Design a fraud detection system
Company: Google
Role: Machine Learning Engineer
Category: ML System Design
Difficulty: medium
Interview Round: Technical Screen
## Scenario
You are designing an end-to-end **fraud detection system** for an online platform (e.g., e-commerce marketplace, payments, account signup, or ad traffic). The system should detect and prevent fraudulent activity while minimizing impact on legitimate users.
## Requirements
1. **Goal**: Predict whether an event (transaction / login / signup / ad click) is fraudulent and decide what action to take.
2. **Latency**: Support near-real-time decisioning (e.g., sub-second to a few seconds) for high-risk actions.
3. **Cold start**: Handle **new users / new devices / new merchants** with little or no historical data.
4. **Imbalanced data**: Fraud rate is low (e.g., <1%), so the dataset is highly **class-imbalanced**.

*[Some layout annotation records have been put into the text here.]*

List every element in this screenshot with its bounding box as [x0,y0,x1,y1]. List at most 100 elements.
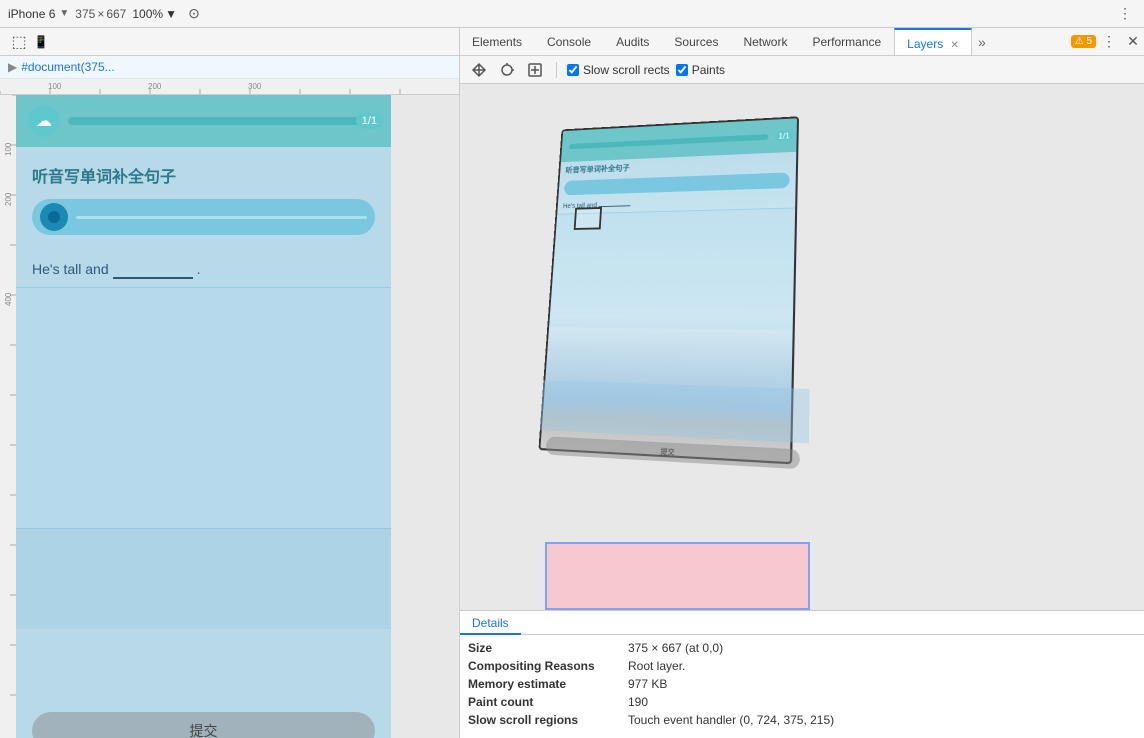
details-row-slow-scroll: Slow scroll regions Touch event handler … [468,711,1136,729]
cloud-icon: ☁ [28,105,60,137]
paints-toggle[interactable]: Paints [676,63,725,77]
dimension-sep: × [97,7,104,21]
tab-sources[interactable]: Sources [662,28,731,56]
device-toolbar: iPhone 6 ▼ 375 × 667 100% ▼ ⊙ ⋮ [0,0,1144,28]
fill-blank-input[interactable] [113,259,193,279]
details-panel: Details Size 375 × 667 (at 0,0) Composit… [460,610,1144,738]
document-tree-item[interactable]: ▶ #document(375... [0,56,459,79]
pan-tool-button[interactable] [468,59,490,81]
lp-blank [599,199,631,207]
zoom-arrow: ▼ [165,7,177,21]
slow-scroll-checkbox[interactable] [567,64,579,76]
tab-close-icon[interactable]: ✕ [951,40,959,51]
more-options-button[interactable]: ⋮ [1114,3,1136,25]
tab-performance[interactable]: Performance [800,28,894,56]
details-tabs: Details [460,611,1144,635]
device-arrow: ▼ [59,8,69,19]
svg-text:200: 200 [148,82,162,91]
more-tabs-button[interactable]: » [972,34,992,50]
phone-main-layer: 1/1 听音写单词补全句子 He's tall and [538,116,799,464]
svg-text:300: 300 [248,82,262,91]
lp-progress-fill [569,134,769,149]
ruler-vertical: 100 200 400 [0,95,16,738]
ruler-horizontal: 100 200 300 [0,79,459,95]
svg-text:100: 100 [4,142,13,156]
selected-layer-indicator [574,207,602,230]
audio-player[interactable] [32,199,375,235]
devtools-header-icons: ⚠ 5 ⋮ ✕ [1067,31,1144,53]
paint-count-label: Paint count [468,695,628,709]
devtools-close-button[interactable]: ✕ [1122,31,1144,53]
tab-console[interactable]: Console [535,28,604,56]
svg-text:400: 400 [4,292,13,306]
sentence-prefix: He's tall and [32,261,109,277]
progress-bar [68,117,363,125]
document-label: #document(375... [21,60,114,74]
progress-badge: 1/1 [356,113,383,129]
slow-scroll-regions-value: Touch event handler (0, 724, 375, 215) [628,713,834,727]
device-selector[interactable]: iPhone 6 ▼ [8,7,69,21]
play-button[interactable] [40,203,68,231]
toolbar-divider [556,62,557,78]
tab-network[interactable]: Network [731,28,800,56]
phone-3d-frame: 1/1 听音写单词补全句子 He's tall and [538,115,815,476]
zoom-selector[interactable]: 100% ▼ [132,7,177,21]
devtools-tabs: Elements Console Audits Sources Network … [460,28,1144,56]
submit-button[interactable]: 提交 [32,712,375,738]
device-mode-button[interactable]: 📱 [30,31,52,53]
slow-scroll-region [545,542,810,610]
slow-scroll-toggle[interactable]: Slow scroll rects [567,63,670,77]
tab-audits[interactable]: Audits [604,28,662,56]
rotate-tool-button[interactable] [496,59,518,81]
mobile-title: 听音写单词补全句子 [16,147,391,195]
device-area: 100 200 300 [0,79,459,738]
compositing-value: Root layer. [628,659,685,673]
tree-expand-arrow: ▶ [8,60,17,74]
rotate-icon[interactable]: ⊙ [183,3,205,25]
lp-bottom-area [540,380,799,443]
tree-toolbar: ⬚ 📱 [0,28,459,56]
inspect-element-button[interactable]: ⬚ [8,31,30,53]
warning-badge: ⚠ 5 [1071,35,1096,48]
details-row-memory: Memory estimate 977 KB [468,675,1136,693]
tab-layers[interactable]: Layers ✕ [894,28,972,56]
reset-transform-button[interactable] [524,59,546,81]
devtools-more-button[interactable]: ⋮ [1098,31,1120,53]
mobile-screen: ☁ 1/1 听音写单词补全句子 [16,95,391,738]
device-viewport: ☁ 1/1 听音写单词补全句子 [16,95,459,738]
details-tab[interactable]: Details [460,611,521,635]
lower-section [16,288,391,528]
play-icon [48,211,60,223]
height-value: 667 [106,7,126,21]
audio-timeline [76,216,367,219]
mobile-top-bar: ☁ 1/1 [16,95,391,147]
lp-progress-bar [569,134,769,149]
paint-count-value: 190 [628,695,648,709]
progress-fill [68,117,363,125]
details-row-compositing: Compositing Reasons Root layer. [468,657,1136,675]
sentence-period: . [197,261,201,277]
layers-3d-view[interactable]: 1/1 听音写单词补全句子 He's tall and [460,84,1144,610]
lp-badge: 1/1 [775,130,792,141]
phone-3d-container: 1/1 听音写单词补全句子 He's tall and [540,114,810,464]
details-row-paint-count: Paint count 190 [468,693,1136,711]
left-panel: ⬚ 📱 ▶ #document(375... [0,28,460,738]
svg-text:100: 100 [48,82,62,91]
details-row-size: Size 375 × 667 (at 0,0) [468,639,1136,657]
compositing-label: Compositing Reasons [468,659,628,673]
layers-toolbar: Slow scroll rects Paints [460,56,1144,84]
sentence-area: He's tall and . [16,251,391,287]
main-layout: ⬚ 📱 ▶ #document(375... [0,28,1144,738]
device-name: iPhone 6 [8,7,55,21]
bottom-section [16,529,391,629]
memory-label: Memory estimate [468,677,628,691]
size-value: 375 × 667 (at 0,0) [628,641,723,655]
paints-checkbox[interactable] [676,64,688,76]
dimension-display: 375 × 667 [75,7,126,21]
width-value: 375 [75,7,95,21]
right-panel: Elements Console Audits Sources Network … [460,28,1144,738]
details-content: Size 375 × 667 (at 0,0) Compositing Reas… [460,635,1144,733]
zoom-value: 100% [132,7,163,21]
tab-elements[interactable]: Elements [460,28,535,56]
slow-scroll-regions-label: Slow scroll regions [468,713,628,727]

5. **Actions**: Decide between actions such as *allow*, *step-up verification (2FA / OTP)*, *manual review*, or *block*.
6. **Learning loop**: Incorporate delayed labels (chargebacks, user reports, investigation outcomes) and retrain/refresh models.
## What to cover
- Data sources and feature engineering (real-time + batch)

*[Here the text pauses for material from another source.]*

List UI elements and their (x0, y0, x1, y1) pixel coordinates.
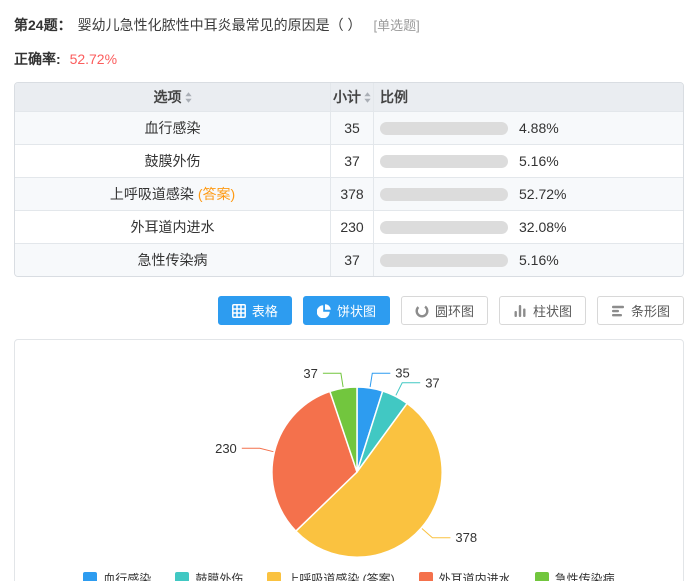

- Model choice(s) and how you handle cold start + imbalance
- Evaluation metrics and offline/online validation
- System architecture for training, serving, monitoring
- Abuse/adversarial considerations and how you prevent model exploitation
Quick Answer: This question evaluates a candidate's competency in designing end-to-end fraud detection machine learning systems, covering real-time and batch feature engineering, model selection and serving, handling cold starts and severe class imbalance, delayed label learning loops, and adversarial/abuse considerations.